Welcome to "Political Posturing," featuring opposing views on current issues important to Wisconsin's business community. In this column, Wisconsin Business Alliance Board President Brad Werntz and conservative columnist David Blaska offer their opinions from the left and the right, respectively.

Yes, but it’s easy come, easy go in Trump’s world.

By Brad Werntz

Trumpian habits die hard, so as usual the truly important announcement was made on Twitter: “Trade wars are good and easy to win,” the president tweeted. And thus, it was so. After all, he is the sun, the moon, and the evening star.

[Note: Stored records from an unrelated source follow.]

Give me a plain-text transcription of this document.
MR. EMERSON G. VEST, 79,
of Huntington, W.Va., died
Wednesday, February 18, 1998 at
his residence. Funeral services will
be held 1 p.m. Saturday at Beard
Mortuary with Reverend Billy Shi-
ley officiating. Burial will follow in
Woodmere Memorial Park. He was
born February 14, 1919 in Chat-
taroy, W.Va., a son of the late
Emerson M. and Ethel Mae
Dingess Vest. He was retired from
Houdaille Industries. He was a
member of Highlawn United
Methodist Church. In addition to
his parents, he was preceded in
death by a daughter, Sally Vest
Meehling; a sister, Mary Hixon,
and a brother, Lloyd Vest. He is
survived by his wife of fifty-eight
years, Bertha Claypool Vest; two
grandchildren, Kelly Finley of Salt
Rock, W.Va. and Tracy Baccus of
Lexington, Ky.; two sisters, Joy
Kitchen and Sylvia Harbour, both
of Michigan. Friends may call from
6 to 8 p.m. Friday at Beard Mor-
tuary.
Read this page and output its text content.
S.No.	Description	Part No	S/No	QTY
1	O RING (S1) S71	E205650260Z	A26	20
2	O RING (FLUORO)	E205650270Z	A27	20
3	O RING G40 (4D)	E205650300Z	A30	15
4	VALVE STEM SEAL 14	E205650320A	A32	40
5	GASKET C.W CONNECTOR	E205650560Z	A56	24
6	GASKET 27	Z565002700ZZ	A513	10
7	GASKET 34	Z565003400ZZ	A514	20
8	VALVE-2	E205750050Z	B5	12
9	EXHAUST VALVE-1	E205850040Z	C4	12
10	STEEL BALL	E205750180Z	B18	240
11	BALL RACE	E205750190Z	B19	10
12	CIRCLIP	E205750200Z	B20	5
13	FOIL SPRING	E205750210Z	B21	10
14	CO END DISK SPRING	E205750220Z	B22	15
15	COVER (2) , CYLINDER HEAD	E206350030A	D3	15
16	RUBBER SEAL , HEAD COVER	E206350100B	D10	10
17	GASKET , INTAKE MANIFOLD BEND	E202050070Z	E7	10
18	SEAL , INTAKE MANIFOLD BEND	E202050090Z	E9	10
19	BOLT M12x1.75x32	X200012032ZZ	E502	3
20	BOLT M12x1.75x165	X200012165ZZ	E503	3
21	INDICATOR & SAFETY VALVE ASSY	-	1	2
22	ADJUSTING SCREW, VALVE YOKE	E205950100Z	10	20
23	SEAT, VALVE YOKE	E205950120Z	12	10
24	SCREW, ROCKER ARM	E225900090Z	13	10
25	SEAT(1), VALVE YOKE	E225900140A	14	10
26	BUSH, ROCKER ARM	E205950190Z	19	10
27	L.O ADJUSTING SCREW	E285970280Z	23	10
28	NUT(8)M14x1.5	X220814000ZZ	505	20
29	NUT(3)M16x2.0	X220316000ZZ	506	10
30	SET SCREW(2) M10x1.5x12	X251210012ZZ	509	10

Whatever he says is as it will be, and whatever he tweets — well, that’s gospel written into a stone tablet.

No, really, that last part is absolutely true.

Sometimes, the president tries to delete tweets because he’s an atrocious speller or because he makes up words. For example, “Covfefe” entered the American lexicon overnight, and while no one knows what it means, everyone knows what it is. Tweets are sometimes deleted, but they are never, ever gone.

So about that tweet in question: “Trade wars are good, and easy to win.” In my line of work, “easy” is always someone else’s job, as in: “Oh yeah, that would be easy. We can have [someone else] whip that right up.” In the president’s case, it’s safe to say that wars are always easy and someone else’s job.

In fact, my industry stands at the front line of this particular battlefront. The Outdoor Industry Association estimates that $200 hiking boots, most of which are now made in China, could cost up to $360 tomorrow if these tariffs go through, but that’s no problem. We’ll all just buy lower-quality footwear and maybe get bone spurs. If the president can’t feel our pain, we may as well feel his.

Tariffs protect American jobs, right? Not quite. Last time there was a tariff on steel — in 2002, under the most recent Bush administration — U.S. factories couldn’t meet demand and steel prices soared. Bear in mind that U.S. steel-consuming manufacturers dwarf the U.S. steel industry, with more than 6.5 million workers, and Bush’s tariffs ultimately cost 200,000 workers in the manufacturing industry their jobs. The steel industry, by contrast, employs about 140,000 workers. So by all means, let’s have a trade war. Will the president’s tariffs tank the economy? Probably, but don’t worry. It will be easy.

Editor’s note: There is still a chance to avoid the tariffs on steel and aluminum, as China has signaled its willingness to negotiate with U.S. trade representatives.

Brad Werntz is a small business owner in Madison.